Bhabha and Naipaul might indicate there is. One that admits to despair, but proceeds 'towards a life that may be radically incomplete but continues to be intricately communitarian, busy with activity, noisy with stories, garrulous with grotesquerie, gossip, humour, aspirations, fantasies'. That sounds like the Whitley I sense around me. A survivor's tale, profoundly spiritual, anarchic, natural and new. It would not be so easily managed from outside, but it would be truer and more valuable to the wider region because of it.

2 comments:

Andy said...

So would you still describe yourself as a Christian?
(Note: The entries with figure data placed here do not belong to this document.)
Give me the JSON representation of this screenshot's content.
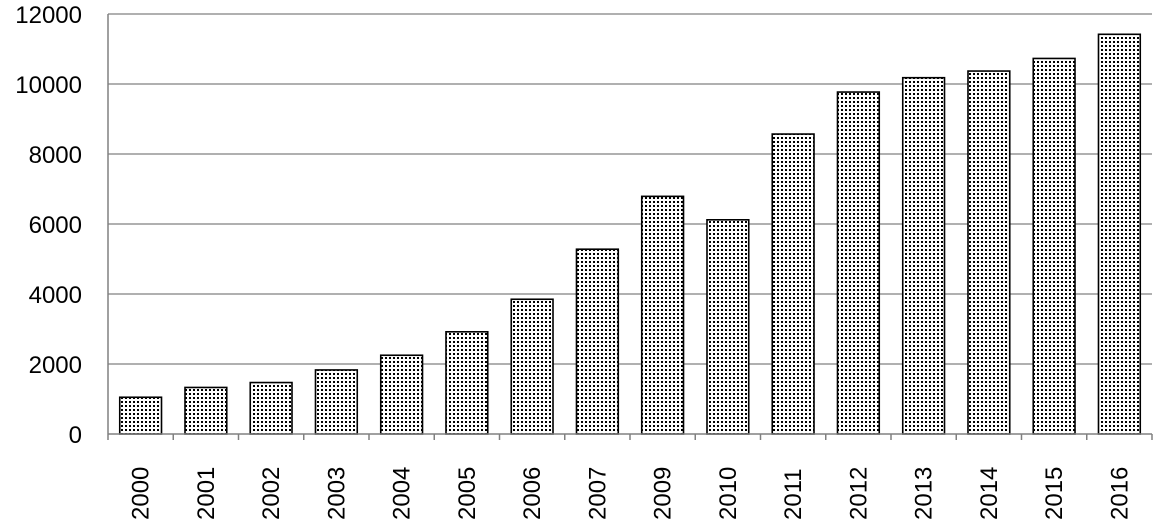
{
  "chart_data": {
    "type": "bar",
    "title": "",
    "xlabel": "",
    "ylabel": "",
    "categories": [
      "2000",
      "2001",
      "2002",
      "2003",
      "2004",
      "2005",
      "2006",
      "2007",
      "2009",
      "2010",
      "2011",
      "2012",
      "2013",
      "2014",
      "2015",
      "2016"
    ],
    "values": [
      1050,
      1330,
      1470,
      1830,
      2250,
      2920,
      3850,
      5280,
      6790,
      6120,
      8570,
      9770,
      10180,
      10370,
      10730,
      11420
    ],
    "ylim": [
      0,
      12000
    ],
    "yticks": [
      "0",
      "2000",
      "4000",
      "6000",
      "8000",
      "10000",
      "12000"
    ],
    "grid": true,
    "legend": "none",
    "bar_pattern": "dotted",
    "colors": {
      "bar_fill": "#ffffff",
      "bar_dots": "#000000",
      "bar_stroke": "#000000",
      "grid": "#808080"
    }
  }
}
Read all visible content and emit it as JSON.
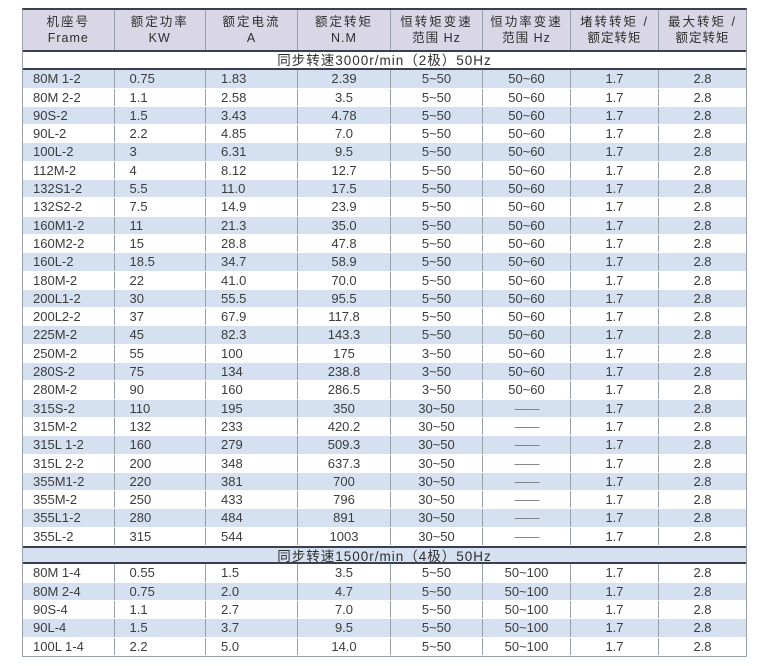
{
  "table": {
    "colors": {
      "header_bg": "#d9d6e5",
      "stripe_bg": "#d5e1f1",
      "border_dark": "#3a4050",
      "border_grey": "#98a0ac",
      "text": "#3c3c3c"
    },
    "header": {
      "columns": [
        {
          "line1": "机座号",
          "line2": "Frame"
        },
        {
          "line1": "额定功率",
          "line2": "KW"
        },
        {
          "line1": "额定电流",
          "line2": "A"
        },
        {
          "line1": "额定转矩",
          "line2": "N.M"
        },
        {
          "line1": "恒转矩变速",
          "line2": "范围 Hz"
        },
        {
          "line1": "恒功率变速",
          "line2": "范围 Hz"
        },
        {
          "line1": "堵转转矩 /",
          "line2": "额定转矩"
        },
        {
          "line1": "最大转矩 /",
          "line2": "额定转矩"
        }
      ]
    },
    "sections": [
      {
        "title": "同步转速3000r/min（2极）50Hz",
        "rows": [
          [
            "80M 1-2",
            "0.75",
            "1.83",
            "2.39",
            "5~50",
            "50~60",
            "1.7",
            "2.8"
          ],
          [
            "80M 2-2",
            "1.1",
            "2.58",
            "3.5",
            "5~50",
            "50~60",
            "1.7",
            "2.8"
          ],
          [
            "90S-2",
            "1.5",
            "3.43",
            "4.78",
            "5~50",
            "50~60",
            "1.7",
            "2.8"
          ],
          [
            "90L-2",
            "2.2",
            "4.85",
            "7.0",
            "5~50",
            "50~60",
            "1.7",
            "2.8"
          ],
          [
            "100L-2",
            "3",
            "6.31",
            "9.5",
            "5~50",
            "50~60",
            "1.7",
            "2.8"
          ],
          [
            "112M-2",
            "4",
            "8.12",
            "12.7",
            "5~50",
            "50~60",
            "1.7",
            "2.8"
          ],
          [
            "132S1-2",
            "5.5",
            "11.0",
            "17.5",
            "5~50",
            "50~60",
            "1.7",
            "2.8"
          ],
          [
            "132S2-2",
            "7.5",
            "14.9",
            "23.9",
            "5~50",
            "50~60",
            "1.7",
            "2.8"
          ],
          [
            "160M1-2",
            "11",
            "21.3",
            "35.0",
            "5~50",
            "50~60",
            "1.7",
            "2.8"
          ],
          [
            "160M2-2",
            "15",
            "28.8",
            "47.8",
            "5~50",
            "50~60",
            "1.7",
            "2.8"
          ],
          [
            "160L-2",
            "18.5",
            "34.7",
            "58.9",
            "5~50",
            "50~60",
            "1.7",
            "2.8"
          ],
          [
            "180M-2",
            "22",
            "41.0",
            "70.0",
            "5~50",
            "50~60",
            "1.7",
            "2.8"
          ],
          [
            "200L1-2",
            "30",
            "55.5",
            "95.5",
            "5~50",
            "50~60",
            "1.7",
            "2.8"
          ],
          [
            "200L2-2",
            "37",
            "67.9",
            "117.8",
            "5~50",
            "50~60",
            "1.7",
            "2.8"
          ],
          [
            "225M-2",
            "45",
            "82.3",
            "143.3",
            "5~50",
            "50~60",
            "1.7",
            "2.8"
          ],
          [
            "250M-2",
            "55",
            "100",
            "175",
            "3~50",
            "50~60",
            "1.7",
            "2.8"
          ],
          [
            "280S-2",
            "75",
            "134",
            "238.8",
            "3~50",
            "50~60",
            "1.7",
            "2.8"
          ],
          [
            "280M-2",
            "90",
            "160",
            "286.5",
            "3~50",
            "50~60",
            "1.7",
            "2.8"
          ],
          [
            "315S-2",
            "110",
            "195",
            "350",
            "30~50",
            "——",
            "1.7",
            "2.8"
          ],
          [
            "315M-2",
            "132",
            "233",
            "420.2",
            "30~50",
            "——",
            "1.7",
            "2.8"
          ],
          [
            "315L 1-2",
            "160",
            "279",
            "509.3",
            "30~50",
            "——",
            "1.7",
            "2.8"
          ],
          [
            "315L 2-2",
            "200",
            "348",
            "637.3",
            "30~50",
            "——",
            "1.7",
            "2.8"
          ],
          [
            "355M1-2",
            "220",
            "381",
            "700",
            "30~50",
            "——",
            "1.7",
            "2.8"
          ],
          [
            "355M-2",
            "250",
            "433",
            "796",
            "30~50",
            "——",
            "1.7",
            "2.8"
          ],
          [
            "355L1-2",
            "280",
            "484",
            "891",
            "30~50",
            "——",
            "1.7",
            "2.8"
          ],
          [
            "355L-2",
            "315",
            "544",
            "1003",
            "30~50",
            "——",
            "1.7",
            "2.8"
          ]
        ]
      },
      {
        "title": "同步转速1500r/min（4极）50Hz",
        "rows": [
          [
            "80M 1-4",
            "0.55",
            "1.5",
            "3.5",
            "5~50",
            "50~100",
            "1.7",
            "2.8"
          ],
          [
            "80M 2-4",
            "0.75",
            "2.0",
            "4.7",
            "5~50",
            "50~100",
            "1.7",
            "2.8"
          ],
          [
            "90S-4",
            "1.1",
            "2.7",
            "7.0",
            "5~50",
            "50~100",
            "1.7",
            "2.8"
          ],
          [
            "90L-4",
            "1.5",
            "3.7",
            "9.5",
            "5~50",
            "50~100",
            "1.7",
            "2.8"
          ],
          [
            "100L 1-4",
            "2.2",
            "5.0",
            "14.0",
            "5~50",
            "50~100",
            "1.7",
            "2.8"
          ]
        ]
      }
    ]
  }
}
(Nailing my colours to the mast: I cheer for Dawkins, Dennet, Hitchens, Harris, ...)

Steve Lancaster said...

I cheer for Dawkins, Dennett (more so Dennett, as far as the book goes), Harris (like the fact he's PhDing in Neuroscience), and Hitchens (for sheer British Stephen Fry cool), too.

I weep for the inability of most religious leaders to engage constructively (or compassionately) with the arguments they make.

And as for the labels, any labels, I can take them or leave them!

But about The God Delusion (which I am half way through) - IMO the most it does is demonstrate there are so many combinations and permutations by which we can make sense of the world that no God worth his/her/its salt would make doctrinal box-ticking a condition of entry to heaven (if such a place exists).

Dawkins is absolutely on the ball where he says that science has something to say about all aspects of our existance. But Christians are equally on the ball when they point to the concept of unconditional love (though not, IMO, when they don't). I want to explore the impact unconditional love has on our understanding of evolution, neuroscience, social and cutural progression. It's a legitimate idea, regardless of whether the gospels are historiacally accurate or not (they're almost certainly not).

There's a book called 'The Book of Atheist Spirituality' which is probably worth a look. And the most exciting church experiments are, I reckon, those that recognise the Christian story is about the deconstruction of religion, in exactly the same way Hitchens and crew deconstruct it, two thousand years later. Check out Pete Rollins' group, Ikon, and a project called 'The Garden' in Brighton, for example. ('The Garden' is a community attempting to explore the inspiration found in evolution - hence its name).

The question is, what are you left with when everything is taken apart, and how do you proceed? It's central to hunter-gatherer shamanistic initiation, Christianity, medieval Jewish mysticism, science, postmodern literature, and your average mid-life crisis wherever, whenever. So pretty valid, I reckon!